No entanto, no mesmo Jornal Letras e Artes, a 22 de Junho de 1966, Ano V, n.º 245, nas páginas coligidas por E. M. de Melo e Castro, este escreve e ‘’aponta exemplos do Orfeu e do Surrealismo português’’. Juntamente com Mario Cesariny de Vasconcelos, Almada Negreiros, Ana Hatherly, Ângelo de Lima, entre outros, Natália dá-nos a ler este poema intitulado:
Canção
para
haver
paz
oh da murta mutter
demeter de mater menu
tinturam niwu tinu
oh estar de ishtar
cibele s. belle menu
tinturam niwu tinu
Natália Correia
Mário Cezariny de Vasconcelos intitula o seu poema de:
Colapso
Tudo está
eternamente
escrito
(Spinoza)
Tudo está
eternamente
em Quito
(Uma rosa)
Mário Cesariny de Vasconcelos
in Manual de Prestidigitação)
Segundo a poeta e investigadora Ângela de Almeida, que se tem debruçado intensivamente sobre o arquivo da escritora, e que muito tem contribuído para alargar o conhecimento da obra e da personalidade de Natália Correia, afirma que este poema não se encontra entre os papéis da autora, de O Sol nas Noites e o Luar nos Dias.

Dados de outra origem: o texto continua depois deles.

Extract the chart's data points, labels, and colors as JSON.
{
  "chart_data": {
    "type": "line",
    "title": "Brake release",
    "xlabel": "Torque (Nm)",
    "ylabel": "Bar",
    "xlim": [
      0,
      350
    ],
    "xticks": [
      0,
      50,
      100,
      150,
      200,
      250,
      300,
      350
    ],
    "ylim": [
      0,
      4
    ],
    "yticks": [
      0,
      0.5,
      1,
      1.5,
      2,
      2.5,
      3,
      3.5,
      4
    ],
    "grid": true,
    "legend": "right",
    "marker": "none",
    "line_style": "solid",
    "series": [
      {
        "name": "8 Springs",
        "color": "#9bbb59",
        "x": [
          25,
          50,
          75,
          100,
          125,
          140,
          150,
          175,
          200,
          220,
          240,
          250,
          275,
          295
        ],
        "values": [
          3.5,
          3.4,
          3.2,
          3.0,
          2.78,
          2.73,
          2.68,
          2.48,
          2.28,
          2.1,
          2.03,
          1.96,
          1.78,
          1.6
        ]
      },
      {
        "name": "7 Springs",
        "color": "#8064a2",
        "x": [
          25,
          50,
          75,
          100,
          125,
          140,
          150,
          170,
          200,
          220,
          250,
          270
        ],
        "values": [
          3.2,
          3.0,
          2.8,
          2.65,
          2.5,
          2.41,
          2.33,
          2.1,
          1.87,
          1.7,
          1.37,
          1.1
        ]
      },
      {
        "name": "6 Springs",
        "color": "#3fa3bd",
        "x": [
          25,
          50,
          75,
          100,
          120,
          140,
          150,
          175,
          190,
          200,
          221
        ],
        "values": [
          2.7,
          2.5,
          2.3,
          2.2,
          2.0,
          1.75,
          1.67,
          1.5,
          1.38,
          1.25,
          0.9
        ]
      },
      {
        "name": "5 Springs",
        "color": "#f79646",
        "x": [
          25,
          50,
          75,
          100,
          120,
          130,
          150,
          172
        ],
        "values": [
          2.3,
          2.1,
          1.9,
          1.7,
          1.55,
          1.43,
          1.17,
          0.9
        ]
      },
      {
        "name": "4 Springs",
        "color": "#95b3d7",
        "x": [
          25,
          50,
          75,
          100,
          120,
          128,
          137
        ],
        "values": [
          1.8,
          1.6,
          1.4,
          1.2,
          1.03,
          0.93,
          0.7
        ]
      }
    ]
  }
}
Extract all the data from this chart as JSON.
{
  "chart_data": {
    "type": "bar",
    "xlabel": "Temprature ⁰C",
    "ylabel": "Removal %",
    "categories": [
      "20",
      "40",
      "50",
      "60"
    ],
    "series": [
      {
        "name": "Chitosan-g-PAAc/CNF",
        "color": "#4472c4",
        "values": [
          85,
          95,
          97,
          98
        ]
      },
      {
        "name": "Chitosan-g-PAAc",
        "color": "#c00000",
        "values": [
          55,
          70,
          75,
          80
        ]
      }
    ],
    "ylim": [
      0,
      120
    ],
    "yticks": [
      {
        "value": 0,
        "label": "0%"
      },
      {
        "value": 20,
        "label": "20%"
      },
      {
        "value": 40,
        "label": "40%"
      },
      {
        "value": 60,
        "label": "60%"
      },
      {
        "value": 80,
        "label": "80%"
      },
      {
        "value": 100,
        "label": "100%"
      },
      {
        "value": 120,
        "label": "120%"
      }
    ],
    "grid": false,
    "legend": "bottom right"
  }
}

Nunca poderemos saber por que razão a Poeta não diligenciou guardar uma cópia do jornal no seu arquivo, ou mesmo o rascunho desse poema entre os milhares de manuscritos que a Biblioteca Pública e Arquivo de Ponta Delgada, têm à sua guarda, e que diligentemente Ângela de Almeida tem trabalhado intensamente.
Achamos interessante chamar à atenção do poema, como uma nota de mera curiosidade para todos aqueles que apreciam a poesia de Natália, e admiram a extraordinária Mulher que o foi durante os seus anos de vida, deixando um legado que se há-de avivar nos anos vindouros, havendo novos públicos que a louvarão, e que nós, açorianos, nos orgulhamos de saber que foi nascida e teve berço nestas terras atlânticas, donde partiu, mas que, no fim, regressou à ilha, onde quis que repousassem as suas cinzas.
1Agradeço a António Pracana ter-me facultado a sua colecção de jornais Letras e Artes para recolher elementos para este apontamento.